Évolution des Arrivées des États-Unis (2024 vs. 2019)
Mois Variation en % (2024 vs 2019)
Janvier -18%
Février +10%
Mars -9%
Avril 0%
Mai +30%
Juin -3%
Juillet -25%
Août -25%
Septembre +13%


Les mois de juin, juillet et août, en revanche, ont affiché des baisses marquées (-3% et -25% respectivement pour juillet et août), soulignant un ralentissement pendant les mois traditionnellement attractifs.
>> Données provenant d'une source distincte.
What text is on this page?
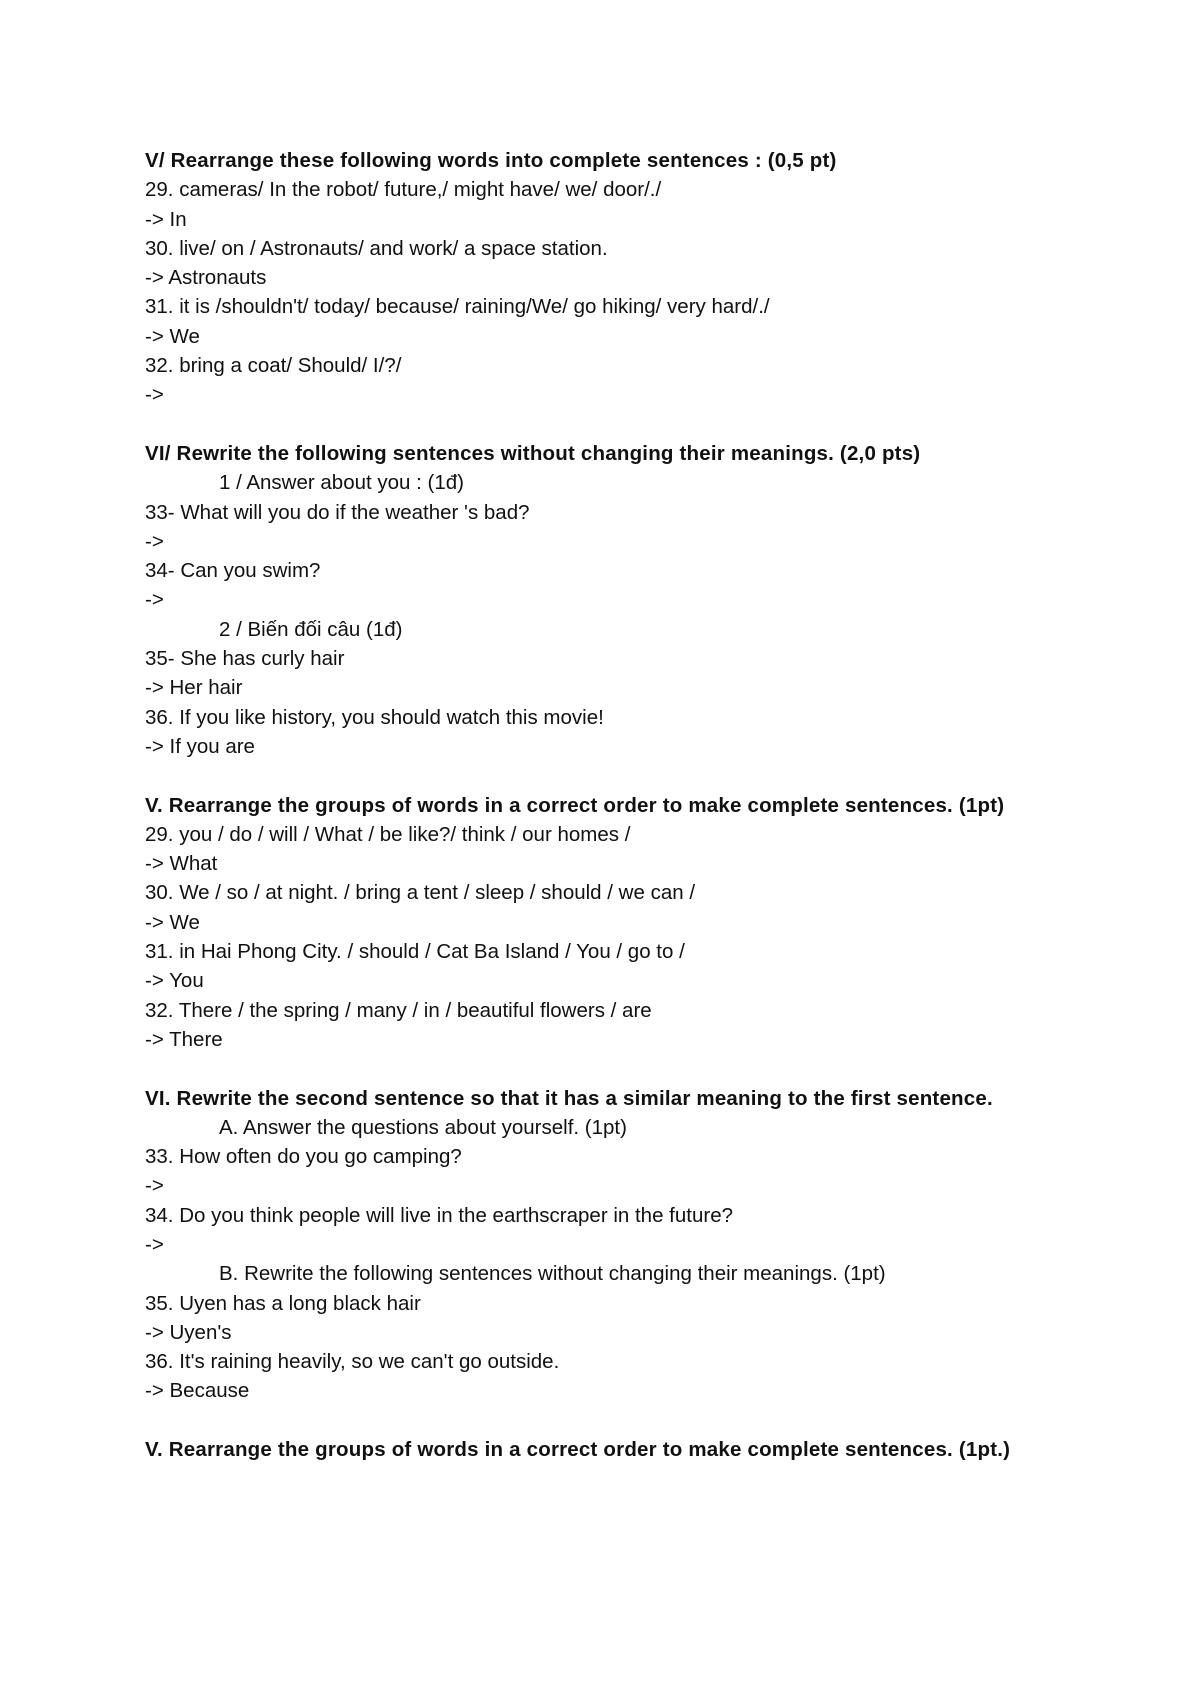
V/ Rearrange these following words into complete sentences : (0,5 pt)
29. cameras/ In the robot/ future,/ might have/ we/ door/./
-> In
30. live/ on / Astronauts/ and work/ a space station.
-> Astronauts
31. it is /shouldn't/ today/ because/ raining/We/ go hiking/ very hard/./
-> We
32. bring a coat/ Should/ I/?/
->
VI/ Rewrite the following sentences without changing their meanings. (2,0 pts)
1 / Answer about you : (1đ)
33- What will you do if the weather 's bad?
->
34- Can you swim?
->
2 / Biến đối câu (1đ)
35- She has curly hair
-> Her hair
36. If you like history, you should watch this movie!
-> If you are
V. Rearrange the groups of words in a correct order to make complete sentences. (1pt)
29. you / do / will / What / be like?/ think / our homes /
-> What
30. We / so / at night. / bring a tent / sleep / should / we can /
-> We
31. in Hai Phong City. / should / Cat Ba Island / You / go to /
-> You
32. There / the spring / many / in / beautiful flowers / are
-> There
VI. Rewrite the second sentence so that it has a similar meaning to the first sentence.
A. Answer the questions about yourself. (1pt)
33. How often do you go camping?
->
34. Do you think people will live in the earthscraper in the future?
->
B. Rewrite the following sentences without changing their meanings. (1pt)
35. Uyen has a long black hair
-> Uyen's
36. It's raining heavily, so we can't go outside.
-> Because
V. Rearrange the groups of words in a correct order to make complete sentences. (1pt.)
Cette tendance s’est inversée en septembre, avec une augmentation de 13%, montrant une reprise tardive, mais encourageante. «Ces chiffres en dents de scie soulignent l’importance de mieux structurer l’offre pour attirer un flux plus constant et moins dépendant des effets de saisonnalité surtout après le lancement du vol direct New York-Marrakech par United Airlines», commente Zoubir Bouhoute.

Marrakech, destination phare, et des opportunités pour diversifier l’offre

Les données de nuitées montrent un fort intérêt pour Marrakech, qui concentre 34% des nuitées des touristes américains, confirmant son statut de destination préférée. Casablanca (13%) et Fès (12%) occupent les deuxième et troisième places, attirant respectivement des visiteurs pour leur patrimoine culturel et leur offre urbaine. Agadir, Rabat et Tanger représentent chacune 7% des nuitées, avec Essaouira (4%), Chefchaouen (3%) et Ouarzazate (2%) en tant que destinations secondaires.
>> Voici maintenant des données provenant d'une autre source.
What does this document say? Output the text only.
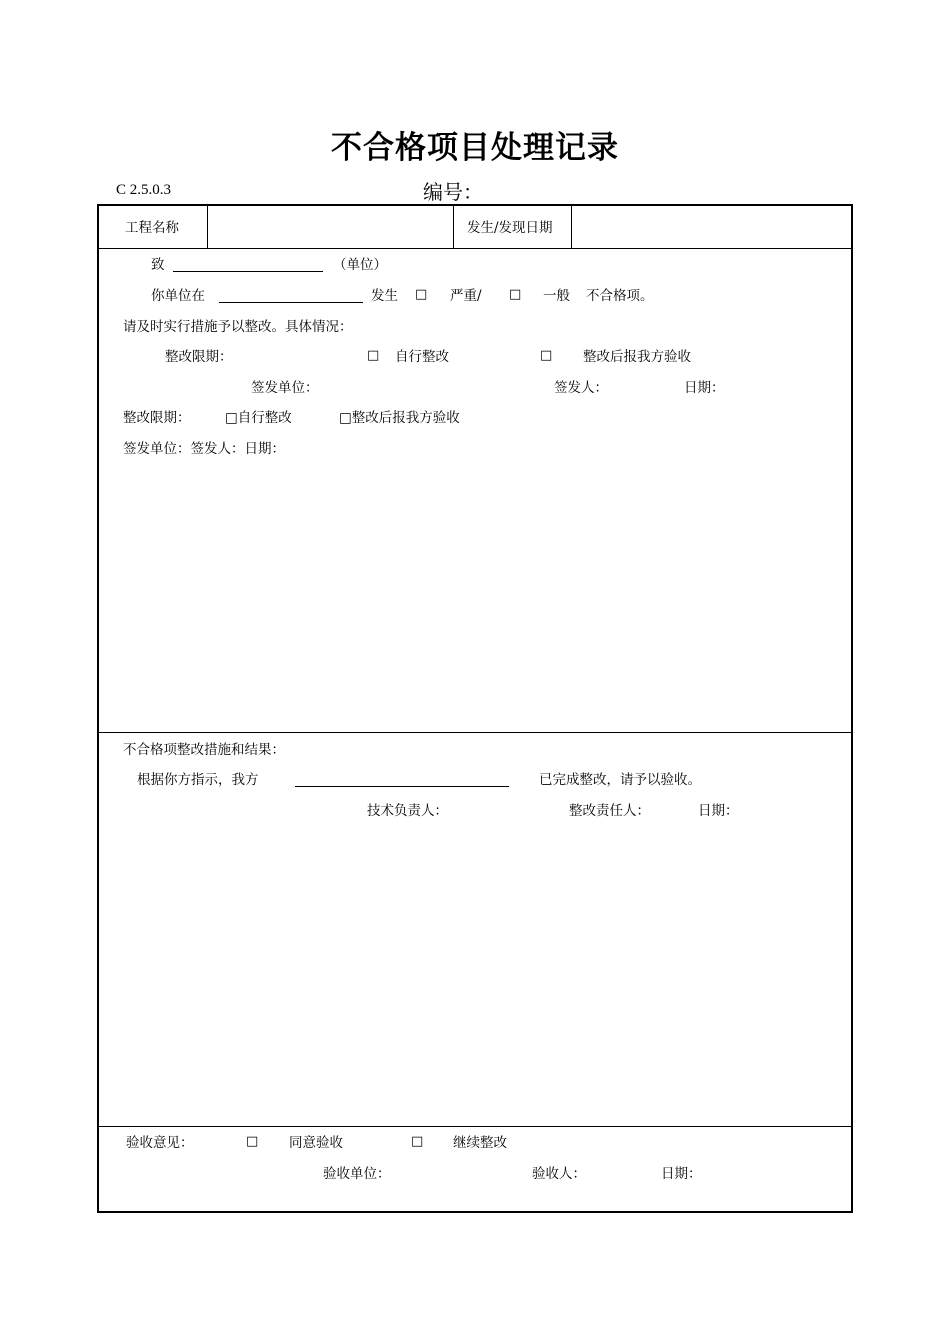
不合格项目处理记录
C 2.5.0.3	编号：
工程名称	发生/发现日期
致	（单位）
你单位在	发生 □ 严重/ □ 一般 不合格项。
请及时实行措施予以整改。具体情况：
整改限期：	□ 自行整改	□ 整改后报我方验收
签发单位：	签发人：	日期：
整改限期：	□自行整改	□整改后报我方验收
签发单位：签发人：日期：
不合格项整改措施和结果：
根据你方指示，我方	已完成整改，请予以验收。
技术负责人：	整改责任人：	日期：
验收意见：	□ 同意验收	□ 继续整改
验收单位：	验收人：	日期：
«Ces chiffres montrent une grande concentration sur quelques villes, ce qui représente à la fois une force et une opportunité de diversification. En mettant en avant d’autres villes et en encourageant les itinéraires thématiques, le Maroc pourrait capter l’intérêt d’une clientèle qui, en plus de rechercher des sites emblématiques, souhaite aussi découvrir des lieux moins connus et des expériences uniques», estime ce professionnel.

Un profil de voyageur à forte valeur ajoutée

Les touristes américains se distinguent par un profil à fort potentiel économique. En 2023, leurs dépenses moyennes par séjour ont atteint 14.782 dirhams, pour un total de 4.901 millions de dirhams générés, illustrant leur disposition à dépenser pour des expériences de qualité. La durée moyenne de séjour est de 2,33 jours, un chiffre qui, bien qu’encourageant, reste en deçà de ce que le Maroc pourrait obtenir en développant une offre plus complète et variée.
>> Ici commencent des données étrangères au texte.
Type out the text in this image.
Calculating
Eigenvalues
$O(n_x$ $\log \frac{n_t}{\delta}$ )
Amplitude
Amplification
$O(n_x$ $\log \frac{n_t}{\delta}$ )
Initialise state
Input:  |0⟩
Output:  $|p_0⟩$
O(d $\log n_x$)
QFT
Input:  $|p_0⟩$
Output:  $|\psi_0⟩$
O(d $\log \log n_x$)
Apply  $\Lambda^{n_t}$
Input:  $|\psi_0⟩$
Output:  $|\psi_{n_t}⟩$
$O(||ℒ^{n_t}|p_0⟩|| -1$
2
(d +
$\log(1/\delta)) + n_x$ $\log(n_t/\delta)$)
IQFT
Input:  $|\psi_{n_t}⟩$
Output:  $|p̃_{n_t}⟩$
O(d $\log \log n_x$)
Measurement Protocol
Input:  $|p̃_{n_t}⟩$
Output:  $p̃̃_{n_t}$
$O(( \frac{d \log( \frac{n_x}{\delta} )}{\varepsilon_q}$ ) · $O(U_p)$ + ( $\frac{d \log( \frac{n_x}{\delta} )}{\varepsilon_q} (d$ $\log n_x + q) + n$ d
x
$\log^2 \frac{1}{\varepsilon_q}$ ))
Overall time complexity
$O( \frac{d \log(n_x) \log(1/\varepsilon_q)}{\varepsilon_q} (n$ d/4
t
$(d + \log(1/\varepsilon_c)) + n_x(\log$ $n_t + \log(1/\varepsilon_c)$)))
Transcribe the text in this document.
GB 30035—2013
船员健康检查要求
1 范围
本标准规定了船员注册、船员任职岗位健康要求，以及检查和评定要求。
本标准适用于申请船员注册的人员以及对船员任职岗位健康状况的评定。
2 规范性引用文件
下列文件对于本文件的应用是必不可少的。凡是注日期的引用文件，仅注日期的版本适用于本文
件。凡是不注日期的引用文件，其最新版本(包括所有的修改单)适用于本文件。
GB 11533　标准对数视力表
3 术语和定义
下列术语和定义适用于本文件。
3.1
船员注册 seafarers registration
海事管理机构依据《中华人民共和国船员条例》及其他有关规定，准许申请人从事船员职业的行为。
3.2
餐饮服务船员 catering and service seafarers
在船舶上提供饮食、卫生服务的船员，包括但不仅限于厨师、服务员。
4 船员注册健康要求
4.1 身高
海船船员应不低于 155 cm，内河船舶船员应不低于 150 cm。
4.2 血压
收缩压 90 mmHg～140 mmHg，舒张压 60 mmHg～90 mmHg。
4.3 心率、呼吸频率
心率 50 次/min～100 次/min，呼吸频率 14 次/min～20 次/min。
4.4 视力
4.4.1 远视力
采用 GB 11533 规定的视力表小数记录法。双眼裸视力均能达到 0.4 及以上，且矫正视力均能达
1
Ce segment de visiteurs est également connu pour son intérêt pour le confort et les expériences haut de gamme. «Majoritairement transportés par des compagnies aériennes premium, ils privilégient les hébergements de qualité, allant des hôtels standards aux établissements cinq étoiles. Ce goût pour les services de haut niveau doit encourager les opérateurs marocains à miser davantage sur la qualité de l’accueil et le confort», fait observer notre interlocuteur.

Les motivations des touristes américains au Maroc se concentrent principalement autour de l’évasion émotionnelle et de la découverte de la culture locale. Ils recherchent des expériences gastronomiques uniques, l’immersion dans des villes aux richesses culturelles comme Marrakech et Fès, et des moments d’évasion dans la nature. L’appétit pour la cuisine locale et les produits du terroir, les circuits culturels et les city breaks sont des attentes clés pour ce segment. Casablanca et Marrakech sont, d’ailleurs, les mieux associés à ces attentes, avec Casablanca en tête pour les city breaks et Marrakech pour la gastronomie et les expériences urbaines.

Pourquoi faut-il se démarquer face à l’Égypte et à la Turquie?

La concurrence dans la région reste cependant intense, en particulier avec l’Égypte et la Turquie, qui captent aussi les voyageurs américains par leurs offres culturelles et historiques. Pour se démarquer, le Maroc doit insister sur ses atouts distinctifs, comme l’exclusivité et l’authenticité de son expérience touristique, son patrimoine gastronomique, et ses paysages naturels.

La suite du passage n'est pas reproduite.